RICKY POWELL
Dans tous les changements qui ont eu lieu depuis la montée du Hip Hop à New York, aucun ne peut être plus profondément perçu que ce dérappage d'identité par lequel aujourd'hui, à Manhattan au moins, il semble à peine y avoir encore aucun vrais New-Yorkais à New York. Dans ce nouveau paradigme blanc et poli, Ricky Powell reste le New-Yorkais essentiel, faisant autant partie de son sujet que ceux qu'il a si affectueusement mis en images. Evitant formalisme et installations complexes, Powell a affirmé avec consistence une sensibilité courageusement amatrice en flagrant contraste avec le professionnalisme englué de ses confrères. "En voyant une photo les gens n'ont aucune idée de ce qui a été nécessaire pour l'obtenir," nous rappelle Ricky, "mais je ne suis pas pour les grosses productions, je veux obtenir ma photo et rester en mouvement." L'intimité de son travail est immédiatement due à la spontanéité de sa pratique créative, et plus essentiellement un résultat direct de sa relation avec son sujet. Ricky Powell reste le chroniqueur d'une scène qui fait autant partie de sa vie qu'il en fait partie et le meilleur de son travail repose précisément sur le fait que c'est en fin de compte une vie passée à se balader dehors et à être là. “Je ne me suis jamais considéré comme un photographe,” admet aisément Powell, “je n'ai pas voulu ressembler à un peigne cul.”
Pour tous ceux qui étaient là, se trouver à New York dans les premiers jours impétueux du Hip Hop représente une sorte d'arrivée.
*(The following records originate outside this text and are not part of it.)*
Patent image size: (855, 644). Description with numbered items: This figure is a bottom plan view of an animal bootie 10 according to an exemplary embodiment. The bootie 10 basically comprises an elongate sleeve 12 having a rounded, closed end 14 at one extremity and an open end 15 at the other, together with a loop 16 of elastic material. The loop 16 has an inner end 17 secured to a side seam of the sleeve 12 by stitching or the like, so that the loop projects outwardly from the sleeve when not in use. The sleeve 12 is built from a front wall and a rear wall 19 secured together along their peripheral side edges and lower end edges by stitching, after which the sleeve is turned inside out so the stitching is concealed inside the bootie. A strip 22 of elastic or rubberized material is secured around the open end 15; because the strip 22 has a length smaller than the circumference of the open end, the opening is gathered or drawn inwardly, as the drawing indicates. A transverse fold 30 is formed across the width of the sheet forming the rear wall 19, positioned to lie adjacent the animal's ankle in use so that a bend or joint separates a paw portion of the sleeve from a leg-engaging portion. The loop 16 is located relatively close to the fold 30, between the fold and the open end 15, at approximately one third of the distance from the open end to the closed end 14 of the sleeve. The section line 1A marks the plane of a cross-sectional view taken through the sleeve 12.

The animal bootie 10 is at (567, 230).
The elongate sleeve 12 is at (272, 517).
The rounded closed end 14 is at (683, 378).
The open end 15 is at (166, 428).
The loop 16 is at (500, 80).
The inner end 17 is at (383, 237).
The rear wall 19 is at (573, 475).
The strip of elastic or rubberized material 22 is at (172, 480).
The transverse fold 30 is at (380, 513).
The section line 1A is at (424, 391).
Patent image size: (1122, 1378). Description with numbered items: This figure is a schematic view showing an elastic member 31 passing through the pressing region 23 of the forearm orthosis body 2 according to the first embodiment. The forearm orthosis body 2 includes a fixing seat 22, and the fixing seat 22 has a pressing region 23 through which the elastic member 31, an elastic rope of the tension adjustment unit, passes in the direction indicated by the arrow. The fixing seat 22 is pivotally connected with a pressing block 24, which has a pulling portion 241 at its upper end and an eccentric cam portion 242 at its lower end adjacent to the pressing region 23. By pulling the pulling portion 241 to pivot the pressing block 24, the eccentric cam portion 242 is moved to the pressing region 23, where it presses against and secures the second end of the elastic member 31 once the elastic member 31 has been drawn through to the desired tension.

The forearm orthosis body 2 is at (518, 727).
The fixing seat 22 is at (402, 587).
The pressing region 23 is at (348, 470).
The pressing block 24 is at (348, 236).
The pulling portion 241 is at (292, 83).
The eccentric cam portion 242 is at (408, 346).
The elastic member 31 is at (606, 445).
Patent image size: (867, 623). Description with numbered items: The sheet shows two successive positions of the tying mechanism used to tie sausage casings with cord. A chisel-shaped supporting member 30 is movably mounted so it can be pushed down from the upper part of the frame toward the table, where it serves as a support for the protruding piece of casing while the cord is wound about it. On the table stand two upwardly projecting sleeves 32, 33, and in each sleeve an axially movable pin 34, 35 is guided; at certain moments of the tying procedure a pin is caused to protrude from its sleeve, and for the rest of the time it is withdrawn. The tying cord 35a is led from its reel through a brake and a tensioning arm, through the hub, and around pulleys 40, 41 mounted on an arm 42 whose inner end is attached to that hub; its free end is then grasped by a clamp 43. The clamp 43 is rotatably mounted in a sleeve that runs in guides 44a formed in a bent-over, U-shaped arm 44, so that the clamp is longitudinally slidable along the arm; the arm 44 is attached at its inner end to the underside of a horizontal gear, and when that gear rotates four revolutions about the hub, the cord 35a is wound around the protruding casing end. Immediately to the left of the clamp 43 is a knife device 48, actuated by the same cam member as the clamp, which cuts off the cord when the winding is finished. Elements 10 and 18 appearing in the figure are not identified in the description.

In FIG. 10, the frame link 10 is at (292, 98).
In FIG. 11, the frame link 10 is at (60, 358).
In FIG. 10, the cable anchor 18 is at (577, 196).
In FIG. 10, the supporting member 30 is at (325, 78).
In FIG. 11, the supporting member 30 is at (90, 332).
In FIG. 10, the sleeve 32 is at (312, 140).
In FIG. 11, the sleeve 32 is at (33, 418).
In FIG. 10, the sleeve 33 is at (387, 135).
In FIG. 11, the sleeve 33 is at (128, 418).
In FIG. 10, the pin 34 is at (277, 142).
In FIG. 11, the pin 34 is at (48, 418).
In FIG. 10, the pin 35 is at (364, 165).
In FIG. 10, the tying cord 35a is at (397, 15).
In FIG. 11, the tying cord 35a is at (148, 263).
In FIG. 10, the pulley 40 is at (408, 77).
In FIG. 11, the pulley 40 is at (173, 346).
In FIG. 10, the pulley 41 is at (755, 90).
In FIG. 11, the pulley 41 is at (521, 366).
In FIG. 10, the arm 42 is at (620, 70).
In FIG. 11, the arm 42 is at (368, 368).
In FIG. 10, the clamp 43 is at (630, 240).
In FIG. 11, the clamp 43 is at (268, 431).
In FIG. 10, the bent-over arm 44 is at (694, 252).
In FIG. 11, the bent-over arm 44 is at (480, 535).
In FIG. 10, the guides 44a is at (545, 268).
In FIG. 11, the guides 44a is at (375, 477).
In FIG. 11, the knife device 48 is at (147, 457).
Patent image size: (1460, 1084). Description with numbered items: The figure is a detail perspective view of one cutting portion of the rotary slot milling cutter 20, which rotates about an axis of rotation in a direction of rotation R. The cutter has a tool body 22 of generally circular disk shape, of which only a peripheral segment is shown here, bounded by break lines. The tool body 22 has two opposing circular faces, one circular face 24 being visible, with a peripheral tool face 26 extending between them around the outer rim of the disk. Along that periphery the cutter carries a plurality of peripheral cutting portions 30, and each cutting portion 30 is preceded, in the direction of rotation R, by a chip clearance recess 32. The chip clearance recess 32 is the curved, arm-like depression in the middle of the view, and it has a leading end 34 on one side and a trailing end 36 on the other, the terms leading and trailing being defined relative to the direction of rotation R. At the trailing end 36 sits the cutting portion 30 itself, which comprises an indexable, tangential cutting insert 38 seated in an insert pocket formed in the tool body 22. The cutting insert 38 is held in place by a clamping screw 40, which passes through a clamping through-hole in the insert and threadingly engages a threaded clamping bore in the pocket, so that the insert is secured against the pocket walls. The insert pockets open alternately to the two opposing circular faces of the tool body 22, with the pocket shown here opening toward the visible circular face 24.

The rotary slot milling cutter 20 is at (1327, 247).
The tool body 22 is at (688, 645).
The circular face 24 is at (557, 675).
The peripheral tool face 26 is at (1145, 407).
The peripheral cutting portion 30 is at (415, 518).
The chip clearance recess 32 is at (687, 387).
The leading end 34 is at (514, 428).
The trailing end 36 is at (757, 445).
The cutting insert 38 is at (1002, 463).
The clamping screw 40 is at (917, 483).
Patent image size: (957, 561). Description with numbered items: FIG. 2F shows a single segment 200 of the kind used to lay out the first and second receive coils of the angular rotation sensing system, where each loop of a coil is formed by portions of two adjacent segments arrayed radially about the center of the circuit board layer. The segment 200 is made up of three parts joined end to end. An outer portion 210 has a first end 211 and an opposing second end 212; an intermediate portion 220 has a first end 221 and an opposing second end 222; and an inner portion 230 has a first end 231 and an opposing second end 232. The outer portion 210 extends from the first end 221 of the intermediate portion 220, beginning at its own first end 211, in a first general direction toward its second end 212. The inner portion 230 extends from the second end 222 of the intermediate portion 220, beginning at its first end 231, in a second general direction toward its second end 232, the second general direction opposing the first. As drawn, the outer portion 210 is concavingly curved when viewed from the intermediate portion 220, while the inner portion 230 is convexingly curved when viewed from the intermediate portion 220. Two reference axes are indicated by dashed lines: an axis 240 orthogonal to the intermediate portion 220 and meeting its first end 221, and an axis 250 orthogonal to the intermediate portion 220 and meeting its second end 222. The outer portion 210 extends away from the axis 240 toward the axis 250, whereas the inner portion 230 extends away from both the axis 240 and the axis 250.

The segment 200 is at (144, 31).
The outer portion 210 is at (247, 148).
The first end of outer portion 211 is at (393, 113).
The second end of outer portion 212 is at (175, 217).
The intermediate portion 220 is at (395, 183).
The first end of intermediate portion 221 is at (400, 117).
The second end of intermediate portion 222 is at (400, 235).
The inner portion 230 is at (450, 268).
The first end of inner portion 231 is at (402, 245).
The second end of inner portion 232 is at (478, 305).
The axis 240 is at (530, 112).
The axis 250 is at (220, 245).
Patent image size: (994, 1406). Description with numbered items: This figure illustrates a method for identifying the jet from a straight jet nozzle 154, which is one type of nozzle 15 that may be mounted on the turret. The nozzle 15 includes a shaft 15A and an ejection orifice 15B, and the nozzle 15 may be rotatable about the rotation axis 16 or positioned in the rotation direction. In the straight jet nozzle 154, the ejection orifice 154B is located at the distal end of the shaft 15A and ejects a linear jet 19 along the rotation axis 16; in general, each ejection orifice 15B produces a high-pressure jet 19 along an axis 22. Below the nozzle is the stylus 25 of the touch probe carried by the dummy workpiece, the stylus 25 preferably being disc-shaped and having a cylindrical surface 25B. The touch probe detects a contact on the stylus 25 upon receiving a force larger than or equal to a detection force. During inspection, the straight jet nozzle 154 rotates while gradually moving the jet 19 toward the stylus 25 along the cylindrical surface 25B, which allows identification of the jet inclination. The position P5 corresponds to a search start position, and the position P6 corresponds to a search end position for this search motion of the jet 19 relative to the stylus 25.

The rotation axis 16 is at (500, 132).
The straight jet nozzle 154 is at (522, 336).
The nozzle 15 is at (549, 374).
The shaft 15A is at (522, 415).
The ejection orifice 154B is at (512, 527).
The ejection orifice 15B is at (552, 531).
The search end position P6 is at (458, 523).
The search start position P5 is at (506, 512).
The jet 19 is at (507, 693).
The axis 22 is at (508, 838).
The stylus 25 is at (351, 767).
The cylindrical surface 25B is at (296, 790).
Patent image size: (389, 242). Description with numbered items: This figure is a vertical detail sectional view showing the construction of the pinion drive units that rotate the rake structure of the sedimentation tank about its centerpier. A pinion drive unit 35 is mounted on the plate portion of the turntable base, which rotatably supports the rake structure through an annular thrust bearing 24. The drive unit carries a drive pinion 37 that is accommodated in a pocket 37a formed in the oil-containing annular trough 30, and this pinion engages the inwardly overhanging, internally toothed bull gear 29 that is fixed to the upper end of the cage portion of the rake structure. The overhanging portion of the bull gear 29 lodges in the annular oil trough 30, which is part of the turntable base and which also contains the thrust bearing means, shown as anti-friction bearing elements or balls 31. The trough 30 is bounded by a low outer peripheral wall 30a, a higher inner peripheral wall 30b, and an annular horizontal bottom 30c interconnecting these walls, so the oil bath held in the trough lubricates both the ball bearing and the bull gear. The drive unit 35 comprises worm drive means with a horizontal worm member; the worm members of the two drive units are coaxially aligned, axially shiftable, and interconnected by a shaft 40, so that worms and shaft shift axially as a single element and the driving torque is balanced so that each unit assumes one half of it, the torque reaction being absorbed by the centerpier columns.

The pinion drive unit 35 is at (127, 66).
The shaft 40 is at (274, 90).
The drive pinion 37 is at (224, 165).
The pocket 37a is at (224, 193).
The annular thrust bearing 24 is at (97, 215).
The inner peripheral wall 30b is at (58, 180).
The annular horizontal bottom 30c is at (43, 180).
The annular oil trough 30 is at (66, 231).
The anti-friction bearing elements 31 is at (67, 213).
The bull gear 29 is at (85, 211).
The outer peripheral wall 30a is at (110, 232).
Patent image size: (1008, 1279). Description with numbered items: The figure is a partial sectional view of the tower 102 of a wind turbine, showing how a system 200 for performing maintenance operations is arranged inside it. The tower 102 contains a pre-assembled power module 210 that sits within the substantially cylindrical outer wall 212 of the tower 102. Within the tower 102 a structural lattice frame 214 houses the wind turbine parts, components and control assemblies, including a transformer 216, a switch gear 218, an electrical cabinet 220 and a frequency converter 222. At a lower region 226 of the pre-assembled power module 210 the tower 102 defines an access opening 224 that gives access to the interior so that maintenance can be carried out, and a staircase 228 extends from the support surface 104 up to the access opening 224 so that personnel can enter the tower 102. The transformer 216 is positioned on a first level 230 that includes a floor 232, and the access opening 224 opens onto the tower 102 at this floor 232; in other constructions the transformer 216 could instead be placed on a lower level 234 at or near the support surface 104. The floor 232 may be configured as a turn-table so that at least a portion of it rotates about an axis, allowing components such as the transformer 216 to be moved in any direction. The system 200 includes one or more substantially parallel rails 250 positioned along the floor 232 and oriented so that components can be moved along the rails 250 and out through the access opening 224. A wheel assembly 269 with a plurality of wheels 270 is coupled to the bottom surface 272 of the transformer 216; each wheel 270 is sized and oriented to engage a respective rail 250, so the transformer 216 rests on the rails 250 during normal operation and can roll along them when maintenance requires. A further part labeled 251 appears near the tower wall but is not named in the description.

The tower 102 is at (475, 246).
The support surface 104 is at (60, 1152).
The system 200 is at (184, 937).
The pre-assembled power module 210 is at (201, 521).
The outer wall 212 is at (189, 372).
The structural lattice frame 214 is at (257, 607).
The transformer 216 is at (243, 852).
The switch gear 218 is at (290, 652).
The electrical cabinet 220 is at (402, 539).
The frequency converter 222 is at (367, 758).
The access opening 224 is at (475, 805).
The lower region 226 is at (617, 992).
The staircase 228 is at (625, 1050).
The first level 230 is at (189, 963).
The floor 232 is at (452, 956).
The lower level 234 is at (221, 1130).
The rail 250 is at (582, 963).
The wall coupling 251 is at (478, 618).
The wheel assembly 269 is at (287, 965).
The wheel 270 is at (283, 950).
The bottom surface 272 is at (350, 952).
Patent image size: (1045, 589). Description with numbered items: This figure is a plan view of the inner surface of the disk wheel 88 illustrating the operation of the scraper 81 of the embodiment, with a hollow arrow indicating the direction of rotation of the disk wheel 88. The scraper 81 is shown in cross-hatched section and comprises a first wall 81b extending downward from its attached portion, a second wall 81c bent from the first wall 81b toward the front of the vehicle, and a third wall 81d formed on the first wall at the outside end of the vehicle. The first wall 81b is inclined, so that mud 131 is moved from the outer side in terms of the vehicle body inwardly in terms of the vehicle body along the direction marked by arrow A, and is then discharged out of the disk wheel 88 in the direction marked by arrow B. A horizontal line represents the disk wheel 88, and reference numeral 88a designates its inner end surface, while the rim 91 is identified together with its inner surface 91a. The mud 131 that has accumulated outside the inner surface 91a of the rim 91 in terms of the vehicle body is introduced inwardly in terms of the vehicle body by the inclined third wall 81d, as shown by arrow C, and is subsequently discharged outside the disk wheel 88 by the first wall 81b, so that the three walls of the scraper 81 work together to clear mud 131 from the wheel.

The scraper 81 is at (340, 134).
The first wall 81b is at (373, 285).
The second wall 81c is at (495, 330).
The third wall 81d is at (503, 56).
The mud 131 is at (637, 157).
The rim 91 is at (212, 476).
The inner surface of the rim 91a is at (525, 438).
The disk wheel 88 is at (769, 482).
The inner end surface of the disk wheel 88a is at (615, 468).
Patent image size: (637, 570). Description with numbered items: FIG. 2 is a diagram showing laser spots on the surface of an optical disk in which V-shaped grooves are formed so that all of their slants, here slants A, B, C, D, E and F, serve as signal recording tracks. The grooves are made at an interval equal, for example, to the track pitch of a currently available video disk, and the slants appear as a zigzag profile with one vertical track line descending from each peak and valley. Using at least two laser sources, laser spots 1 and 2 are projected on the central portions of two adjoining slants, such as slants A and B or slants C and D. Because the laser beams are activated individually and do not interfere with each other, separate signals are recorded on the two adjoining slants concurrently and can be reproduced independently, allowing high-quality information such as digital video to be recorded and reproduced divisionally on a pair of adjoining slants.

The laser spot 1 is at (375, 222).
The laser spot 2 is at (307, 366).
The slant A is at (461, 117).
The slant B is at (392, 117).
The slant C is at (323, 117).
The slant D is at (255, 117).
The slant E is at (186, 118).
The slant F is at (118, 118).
C'est, même pour ceux nés et élevé ici plutôt que transplantés du milieu de l'Amérique, ce point où le passé a en toile de fond l'urgence du présent, et pour Ricky Powell, se décrivant comme "un rat de cour de récréation de classe moyenne du West Village," ce moment ne descendait pas d'un bus, mais était plutôt comme heurté par le train express du graffiti sauvage. “Le style était l'attitude,” se rapelle Ricky, “tout était plus authentique, il ne s'agissait pas de Nikes de toutes les couleurs, vous deviez avoir le droit de jouer sur le terrain pour y trainer vos baskets.” La culture pour Powell, c'était ce qui se passait dans les rues et dans les boîtes de nuit. Powell était très profondément impacté par l'émergence dans l'oeil du public des graffitis des gares de triage des années quatre-vingt. “ Les auteurs de graffiti sont devenus des célébrités et en les voyant trainer traînant dans les clubs j'étais comme ' oh merde, ces mecs sont trop cools '.” Powell a rapidement trouvé sa place et son but dans ce nouveau monde quand “ j'ai eu un appareil photo en 1984 et j'ai décidé que c'était çà que je voulais faire.” Capturant l'instant qui tombait comme seulement un vrai metteur en scène le pourrait, Ricky a rapidement trouvé un lieu et un auditoire pour son ciné de vie nocturne dans les périodiques du Downtown de l'époque, et à l'automne 1985 commençait une longue décennie de relation fructueuse avec les Beastie Boys. “ Je suis juste un fan ”, déclare Powell, “ et quand je vois quelqu'un je dois absolument capturer ce moment. Je suis un travailleur indépendant, une prostituée bohémienne et paresseuse, tout comme Oscar Madison.”